Susan S. Fainstein and James DeFilippis
What is planning theory? We start with this question because it is the central focus of this book; one that the various readings grapple with in different ways. But we also start with it because there is no clear or easy answer to this question; and this absence makes planning theory both more demanding, and more exciting, than it would otherwise be. The purpose of this reader is twofold: (1) to define the boundaries of planning theory and the works that constitute its central focus; and (2) to confront the principal issues that face planners as theorists and practitioners.

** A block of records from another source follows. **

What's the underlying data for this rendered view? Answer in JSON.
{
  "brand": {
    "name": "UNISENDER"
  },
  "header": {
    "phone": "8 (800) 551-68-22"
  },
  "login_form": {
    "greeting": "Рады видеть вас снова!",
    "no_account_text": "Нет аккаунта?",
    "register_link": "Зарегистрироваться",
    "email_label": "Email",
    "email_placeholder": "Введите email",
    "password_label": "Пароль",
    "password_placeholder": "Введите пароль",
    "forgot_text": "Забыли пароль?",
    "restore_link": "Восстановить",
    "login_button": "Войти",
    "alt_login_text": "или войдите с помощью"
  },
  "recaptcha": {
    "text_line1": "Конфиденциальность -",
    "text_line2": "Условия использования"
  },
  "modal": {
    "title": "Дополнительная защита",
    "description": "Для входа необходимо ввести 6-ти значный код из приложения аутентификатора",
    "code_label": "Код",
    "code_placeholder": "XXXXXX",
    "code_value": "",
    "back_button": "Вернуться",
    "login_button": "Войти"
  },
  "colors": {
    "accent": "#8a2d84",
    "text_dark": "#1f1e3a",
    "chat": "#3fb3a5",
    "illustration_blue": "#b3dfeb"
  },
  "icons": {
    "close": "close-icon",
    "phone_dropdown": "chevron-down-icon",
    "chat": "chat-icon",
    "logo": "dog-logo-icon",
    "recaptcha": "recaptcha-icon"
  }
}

Defining planning theory is hard: the subject is slippery, and explanations are often frustratingly tautological or disappointingly pedestrian. While most scholars can agree on what constitutes the economy and the polity – and thus what is economic or political theory – they differ as to the content of planning theory. Several reasons account for the complexity of defining planning theory. First, many of the fundamental questions concerning planning belong to a much broader inquiry concerning the roles of the state, the market, and civil society in social and spatial transformation. As John Friedmann has put it, planning theory has been “cobbled together from elements that were originally intended for altogether different uses” (Friedmann 2011, p. 131). Consequently, planning theory overlaps with theory in all the social science and design disciplines, making it difficult to limit its scope or to stake out a turf specific to planning. Second, the field of planning is divided among those who define it according to its object (producing and regulating the relations of people and structures in space) and those who do so according to its method (the process of decision making as it relates to spatial development). These different approaches lead to two largely separate sets of theoretical questions and priorities that undermine a singular definition of planning. Whether to emphasize one or the other is a problematic issue within planning theory and constitutes, as will be discussed later in this introduction, one of the principal debates in the field.